Among Mr. Halsted’s gifts are two English-language “information bulletins” from 1961, concerning the Soviet-organized World Youth Forum to be held in Moscow, one of a series of forums or festivals called supposedly to foster youth solidarity in the case of peace, but actually to enlist young people in promoting causes of the Soviet Union; two typed letters signed, in Russian, by the Vice-Chairman of the Committee of Youth Organizations of the U.S.S.R., Moscow, January 1960; a mimeographed typed letter signed, in English, from the same source, March 1960; and a mimeographed Appeal of the Plenary Meeting of the Committee of Youth Organizations of the USSR. Mr. Halsted has also given us two good anti-Soviet items, a 1962 pamphlet which exposes the ideological purpose behind the World Youth Festival then recently held in Helsinki, Finland (the cover photo, however, is from the opening ceremony of the festival held in East Berlin), and a “picture story”, Attention Comrades! (1954), which lampoons life behind the Iron Curtain through photographs of the popular Czech comedian Jara Kohout.
In addition, we have been pleased to accept from Mr.
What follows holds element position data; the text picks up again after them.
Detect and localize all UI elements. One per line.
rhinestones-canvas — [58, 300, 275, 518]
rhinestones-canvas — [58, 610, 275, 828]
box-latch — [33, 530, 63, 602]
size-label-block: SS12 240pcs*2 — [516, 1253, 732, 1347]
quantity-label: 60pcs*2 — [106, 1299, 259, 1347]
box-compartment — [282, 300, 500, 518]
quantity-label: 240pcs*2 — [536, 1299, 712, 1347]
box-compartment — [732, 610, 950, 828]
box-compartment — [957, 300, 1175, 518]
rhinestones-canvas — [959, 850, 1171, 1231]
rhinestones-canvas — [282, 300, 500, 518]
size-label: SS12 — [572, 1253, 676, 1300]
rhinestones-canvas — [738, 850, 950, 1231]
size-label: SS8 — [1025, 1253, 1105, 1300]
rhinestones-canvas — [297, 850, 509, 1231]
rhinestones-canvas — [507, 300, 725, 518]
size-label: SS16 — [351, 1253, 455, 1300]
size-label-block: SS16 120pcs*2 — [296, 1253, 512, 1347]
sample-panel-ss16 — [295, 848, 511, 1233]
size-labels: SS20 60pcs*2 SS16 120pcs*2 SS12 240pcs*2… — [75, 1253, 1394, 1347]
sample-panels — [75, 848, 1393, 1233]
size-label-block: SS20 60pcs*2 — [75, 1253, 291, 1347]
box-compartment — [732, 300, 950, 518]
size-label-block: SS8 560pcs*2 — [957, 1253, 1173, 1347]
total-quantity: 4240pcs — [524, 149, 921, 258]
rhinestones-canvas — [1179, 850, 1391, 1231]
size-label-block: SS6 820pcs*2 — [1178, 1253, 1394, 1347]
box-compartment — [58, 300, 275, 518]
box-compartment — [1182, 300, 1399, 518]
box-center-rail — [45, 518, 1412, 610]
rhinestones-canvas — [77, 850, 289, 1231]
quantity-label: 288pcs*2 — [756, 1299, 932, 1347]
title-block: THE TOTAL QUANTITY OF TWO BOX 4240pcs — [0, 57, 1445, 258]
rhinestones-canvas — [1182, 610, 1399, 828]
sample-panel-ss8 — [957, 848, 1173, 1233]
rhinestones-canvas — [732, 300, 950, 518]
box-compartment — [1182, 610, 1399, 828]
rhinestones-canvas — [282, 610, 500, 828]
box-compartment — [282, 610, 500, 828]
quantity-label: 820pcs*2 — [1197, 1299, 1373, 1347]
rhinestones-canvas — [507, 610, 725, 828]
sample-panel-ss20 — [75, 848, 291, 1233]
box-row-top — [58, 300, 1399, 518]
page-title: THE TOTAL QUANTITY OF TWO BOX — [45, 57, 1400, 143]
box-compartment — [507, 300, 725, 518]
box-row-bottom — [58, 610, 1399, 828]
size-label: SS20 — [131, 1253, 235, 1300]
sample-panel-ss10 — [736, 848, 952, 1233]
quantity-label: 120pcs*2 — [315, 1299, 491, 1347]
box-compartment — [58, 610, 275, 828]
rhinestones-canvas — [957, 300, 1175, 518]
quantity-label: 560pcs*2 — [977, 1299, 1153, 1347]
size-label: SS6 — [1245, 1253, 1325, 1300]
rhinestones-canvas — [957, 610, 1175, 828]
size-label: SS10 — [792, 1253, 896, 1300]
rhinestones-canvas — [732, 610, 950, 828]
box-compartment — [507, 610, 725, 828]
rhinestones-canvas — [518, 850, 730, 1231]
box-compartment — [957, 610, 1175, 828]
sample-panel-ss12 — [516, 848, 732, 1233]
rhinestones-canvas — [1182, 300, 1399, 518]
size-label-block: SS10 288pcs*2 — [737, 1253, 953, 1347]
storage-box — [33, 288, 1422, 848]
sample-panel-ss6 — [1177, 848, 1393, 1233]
Halsted an envelope from May 1930, sent to his father, Henry M. Halsted, Jr. (Williams Class of 1918) in Antwerp from Rio de Janeiro via the renowned airship Graf Zeppelin (LZ 127); and three German stamps in the amounts of 100, 4 million, and 50 million Marks, representing the soaring cost of domestic letter postage – which in fact went much higher still before the year’s end – during the period of hyperinflation in the Weimar Republic in 1923. We agreed with the donor that a remarkable amount of political, social, and economic history is bound up in these small packages, and hope that they will help to bring alive to our students some of the thoughts and events of the twentieth century. – WGH
Shown are the cover of World Festival Helsinki 1962 (New York: Independent Research Service, [1962], printed in the Netherlands), and the three German postage stamps from 1923.